Fehler? Welche Vehler Fehler?

Natürlich könnte ich auch einfach ein weißes Blatt Papier nehmen und mit dem Stift losflitzen. Sagen wir, ich will eine ganz klassische Fantasygeschichte plotten, irgendwas mit aufregenden Kämpfen und ein wenig Magie. Da ist also dieses Mädchen, das auf einem Bauernhof aufwächst die Tochter eines Herzogs ist. Ihr Name ist Lynn Marella Divana Thana Morina … nein, doch: Thana und sie mag hasst ihre Mutter eigentlich, weil sie Thana gegen ihren Willen verheiraten zu einer verzogenen Adelsfrau erziehen will, wie sie es selbst ist. Dabei will Thana doch einfach nur glücklich sein mit ihrer Magd zusammen sein (nee, zu Klischee) eine Schmiedin sein …

Herrje! Ich bin noch ganz am Anfang und verliere jetzt schon den Überblick bei diesem ganzen Gekrakel. Auf Papier ist das Ganze übrigens nicht übersichtlicher:

Plotskizze durcheinander
Und nein, kleiner schreiben ist keine Alternative: Dann kann ich ja gar nicht mehr lesen, was ich da schreibe.

Der praktischste Vorteil ist also offensichtlich: Mein Plot hat einen Logikfehler? Schwupps! – und nur noch der perfekte Handlungsfaden bleibt stehen; schön übersichtlich, dass ich noch nächste Woche weiß, was ich da zusammengereimt habe (und es in mein Notizbuch übertragen kann, damit der Platz für neue Ideen frei ist). Meine Gedanken dürfen weiterhin Karussell fahren und meine Hand hetzt natürlich immer noch hinterher, aber ich behalte leichter Überblick über meine Geschichte.

Aber mal ehrlich, das ist jetzt wirklich nichts Neues – fast jeder hat doch schonmal mit einem Whiteboard gearbeitet und weiß, wie praktisch diese Dinger sind. Nur was macht man eigentlich, wenn keines zur Stelle ist?

Überblick mit Ausblick

Die gute Nachricht: Jeder hat ein Whiteboard zuhause, ganz ehrlich. Seht nur einmal kurz aus dem Fenster und – huch, da ist ja eins! Und meistens sogar in perfekter Größe. Denn wer nicht gerade in einer Schule oder einem Konferenzraum wohnt, wird häufig Kompromisse bei der Größe seiner Schreibtafel eingehen müssen. Eine zwei Meter breite Fläche ist zwar traumhaft, passt aber selten ohne Rumräumerei ins Zimmer – oder zur Einrichtung: Ich hab eine schwarz-rote Tapete, da sähe so ein weißes Board einfach potthässlich aus.

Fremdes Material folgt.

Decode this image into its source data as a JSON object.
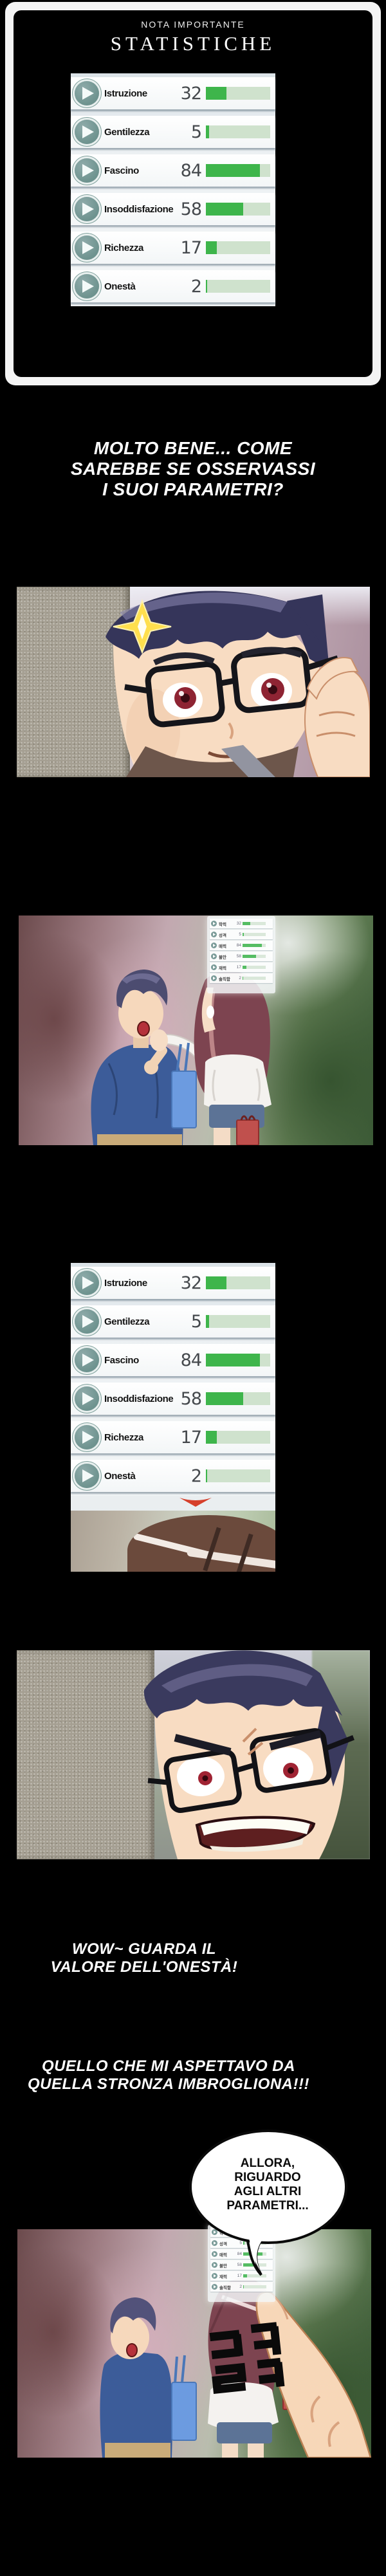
{
  "note": {
    "kicker": "NOTA IMPORTANTE",
    "title": "STATISTICHE"
  },
  "stats": {
    "rows": [
      {
        "label": "Istruzione",
        "value": 32,
        "max": 100
      },
      {
        "label": "Gentilezza",
        "value": 5,
        "max": 100
      },
      {
        "label": "Fascino",
        "value": 84,
        "max": 100
      },
      {
        "label": "Insoddisfazione",
        "value": 58,
        "max": 100
      },
      {
        "label": "Richezza",
        "value": 17,
        "max": 100
      },
      {
        "label": "Onestà",
        "value": 2,
        "max": 100
      }
    ]
  },
  "mini_stats": {
    "rows": [
      {
        "label": "학력",
        "value": 32
      },
      {
        "label": "성격",
        "value": 5
      },
      {
        "label": "매력",
        "value": 84
      },
      {
        "label": "불만",
        "value": 58
      },
      {
        "label": "재력",
        "value": 17
      },
      {
        "label": "솔직함",
        "value": 2
      }
    ]
  },
  "narration": {
    "n1_lines": [
      "MOLTO BENE... COME",
      "SAREBBE SE OSSERVASSI",
      "I SUOI PARAMETRI?"
    ],
    "n2_lines": [
      "WOW~ GUARDA IL",
      "VALORE DELL'ONESTÀ!"
    ],
    "n3_lines": [
      "QUELLO CHE MI ASPETTAVO DA",
      "QUELLA STRONZA IMBROGLIONA!!!"
    ]
  },
  "bubble": {
    "lines": [
      "ALLORA,",
      "RIGUARDO",
      "AGLI ALTRI",
      "PARAMETRI..."
    ]
  },
  "sfx": {
    "text": "클락"
  },
  "colors": {
    "bar_fill": "#3eb54b",
    "bar_track": "#cfe2cd",
    "play_button": "#6e938f",
    "chevron_red": "#d6402b",
    "page_bg": "#000000"
  }
}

Aber das Fenster ist immer da, gerne schön groß, und eignet sich gerade deshalb hervorragend als Whiteboardersatz. Außerdem hat das Ganze noch zwei wunderbare Nebeneffekte: Es gibt beim Plotten immer eine nette Aussicht – und ich denke endlich mal daran, regelmäßig die Fenster zu putzen. Denn die Whiteboardstifte lassen sich zwar kinderleicht abwischen, aber kleinere Schlieren vom Schwamm bleiben. Da hilft dann nur Fensterreinger – oder ein neuer Plot, der vom Glas ablenkt.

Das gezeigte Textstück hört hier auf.